同様の原理を使った前田浩先生によるPTHP(ポリマーピラルビシン)関してはこちらの記事を参照ください。

https://gendai.ismedia.jp/articles/-/50647?page=3

 

 

#EPR効果
腫瘍周囲の新生血管は不完全であり,血管内皮細胞の間に隙間が存在する.そのため,正常の血管は透過しない数百nmの高分子薬剤が,腫瘍では血管壁を抜けて組織中へと透過する(enhanced permeability).また,腫瘍ではリンパ組織も成熟していないため,組織中の異物を排除することができず,結果として,血中から漏れだした高分子薬剤は腫瘍組織中に貯留する(enhanced retention).このような,高分子薬剤が腫瘍へ集積する特性をEPR(enhanced permeability and retention)効果という.

このEPR効果を用いた薬剤では最近切除不能膵がんへの適応が承認されたオニバイドという抗がん剤がありますが、この薬剤はまさに110nmにリポソーム加工されたイリノテカンでEPR効果によって膵臓がんへ届くように設計されています。

https://medical.nikkeibp.co.jp/leaf/all/series/drug/update/202007/566228.html

 

 

現在当院で使用しているICGリポソームはインドシアニングリーン(ICG)をリン脂質(リポソーム)でコーティングし腫瘍への集積性を高めている薬剤になります。

 

 

このICG(インドシアニングリーン)を使うメリットはインドシアニングリーン(ICG)は波長600nmから800nmを越す広い波長範囲で光を吸収し635nm付近の波長では一重項酸素を発生し腫瘍壊死や血管障害が認められ、820nm付近の波長では高い温熱効果を発揮することが分かっています。

https://www.jstage.jst.go.jp/article/jslsm/28/2/28_2_122/_article/-char/ja/

 

 

当院ではさらにこのICGはタラポルフィンを融合した薬剤を使ったり、IR710やIR780といったさらに新しい光感受性物質を用いて観察研究を行っています。

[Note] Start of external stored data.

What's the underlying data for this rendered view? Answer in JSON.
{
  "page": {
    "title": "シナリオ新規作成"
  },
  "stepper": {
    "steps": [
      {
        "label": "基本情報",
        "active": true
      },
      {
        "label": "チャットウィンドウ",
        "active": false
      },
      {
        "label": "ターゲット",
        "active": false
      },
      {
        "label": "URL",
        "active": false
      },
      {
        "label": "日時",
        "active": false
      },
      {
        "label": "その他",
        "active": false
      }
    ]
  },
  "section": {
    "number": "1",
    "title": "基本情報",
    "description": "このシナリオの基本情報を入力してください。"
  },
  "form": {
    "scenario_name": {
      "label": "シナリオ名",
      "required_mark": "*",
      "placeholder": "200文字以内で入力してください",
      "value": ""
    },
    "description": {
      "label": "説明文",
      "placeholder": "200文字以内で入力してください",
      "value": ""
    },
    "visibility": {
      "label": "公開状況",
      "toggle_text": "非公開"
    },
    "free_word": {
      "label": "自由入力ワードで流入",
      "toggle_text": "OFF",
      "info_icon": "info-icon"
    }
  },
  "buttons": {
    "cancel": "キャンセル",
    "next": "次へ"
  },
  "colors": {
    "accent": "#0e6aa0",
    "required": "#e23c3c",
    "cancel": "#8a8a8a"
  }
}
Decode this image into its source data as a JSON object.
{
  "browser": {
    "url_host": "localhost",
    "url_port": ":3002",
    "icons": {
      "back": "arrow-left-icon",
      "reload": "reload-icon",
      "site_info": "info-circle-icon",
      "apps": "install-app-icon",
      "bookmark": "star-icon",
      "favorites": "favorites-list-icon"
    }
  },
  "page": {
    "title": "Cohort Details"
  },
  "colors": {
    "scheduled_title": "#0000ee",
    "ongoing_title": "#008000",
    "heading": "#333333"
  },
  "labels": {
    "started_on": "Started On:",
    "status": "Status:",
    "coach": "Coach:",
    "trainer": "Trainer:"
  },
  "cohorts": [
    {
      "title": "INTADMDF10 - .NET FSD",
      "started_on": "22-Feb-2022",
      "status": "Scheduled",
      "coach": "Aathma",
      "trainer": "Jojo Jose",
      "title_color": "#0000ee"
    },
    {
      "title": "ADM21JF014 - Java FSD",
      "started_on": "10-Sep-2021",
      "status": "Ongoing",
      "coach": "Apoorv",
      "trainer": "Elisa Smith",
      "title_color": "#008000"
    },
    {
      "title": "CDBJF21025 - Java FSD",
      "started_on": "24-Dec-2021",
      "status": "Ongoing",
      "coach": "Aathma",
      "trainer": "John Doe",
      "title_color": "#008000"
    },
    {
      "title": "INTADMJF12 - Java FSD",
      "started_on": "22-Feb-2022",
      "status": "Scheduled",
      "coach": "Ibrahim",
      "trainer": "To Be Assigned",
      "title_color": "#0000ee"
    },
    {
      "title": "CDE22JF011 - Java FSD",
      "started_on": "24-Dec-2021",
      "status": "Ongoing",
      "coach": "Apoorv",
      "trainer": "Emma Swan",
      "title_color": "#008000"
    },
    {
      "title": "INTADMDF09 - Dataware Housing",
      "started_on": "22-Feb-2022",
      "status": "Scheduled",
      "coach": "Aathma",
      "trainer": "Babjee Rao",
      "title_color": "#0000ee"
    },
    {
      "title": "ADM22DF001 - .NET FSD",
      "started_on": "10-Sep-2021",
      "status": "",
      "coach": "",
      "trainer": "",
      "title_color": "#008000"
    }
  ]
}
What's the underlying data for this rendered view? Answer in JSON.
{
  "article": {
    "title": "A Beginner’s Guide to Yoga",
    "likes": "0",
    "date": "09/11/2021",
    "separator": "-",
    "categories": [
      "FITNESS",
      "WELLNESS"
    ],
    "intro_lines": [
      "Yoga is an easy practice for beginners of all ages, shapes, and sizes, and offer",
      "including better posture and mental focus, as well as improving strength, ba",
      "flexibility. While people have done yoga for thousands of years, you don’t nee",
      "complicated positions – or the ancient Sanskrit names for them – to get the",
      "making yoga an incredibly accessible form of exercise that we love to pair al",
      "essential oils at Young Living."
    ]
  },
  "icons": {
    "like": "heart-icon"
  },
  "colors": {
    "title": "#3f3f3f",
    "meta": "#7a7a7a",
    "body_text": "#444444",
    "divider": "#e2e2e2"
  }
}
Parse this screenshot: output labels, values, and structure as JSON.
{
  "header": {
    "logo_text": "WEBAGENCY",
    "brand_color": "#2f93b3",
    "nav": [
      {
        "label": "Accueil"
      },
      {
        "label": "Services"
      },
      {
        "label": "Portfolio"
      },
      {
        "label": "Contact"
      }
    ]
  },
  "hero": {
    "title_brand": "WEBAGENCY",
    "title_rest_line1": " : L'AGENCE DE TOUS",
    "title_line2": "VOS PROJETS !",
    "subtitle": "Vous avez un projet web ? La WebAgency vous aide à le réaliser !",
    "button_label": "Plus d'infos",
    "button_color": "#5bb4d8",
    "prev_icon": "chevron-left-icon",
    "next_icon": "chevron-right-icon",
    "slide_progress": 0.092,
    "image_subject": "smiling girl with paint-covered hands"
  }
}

Journal of personnalized mediceineへアクセプトされた論文はこちら。

 

治療の詳細はこちらをごらんください。

 

そして当院のPDT(光がん治療用)の機械はその出力や波長異なる機器(現在5台)取り揃え最高の治療成績がでるように日々研鑽を積んでいます。

病院の画像のようです

いままで副作用はほとんど確認されておらず、こういった治療にてがんの縮小効果がでてくれば負担の少ない最高のがん治療となると確信しています。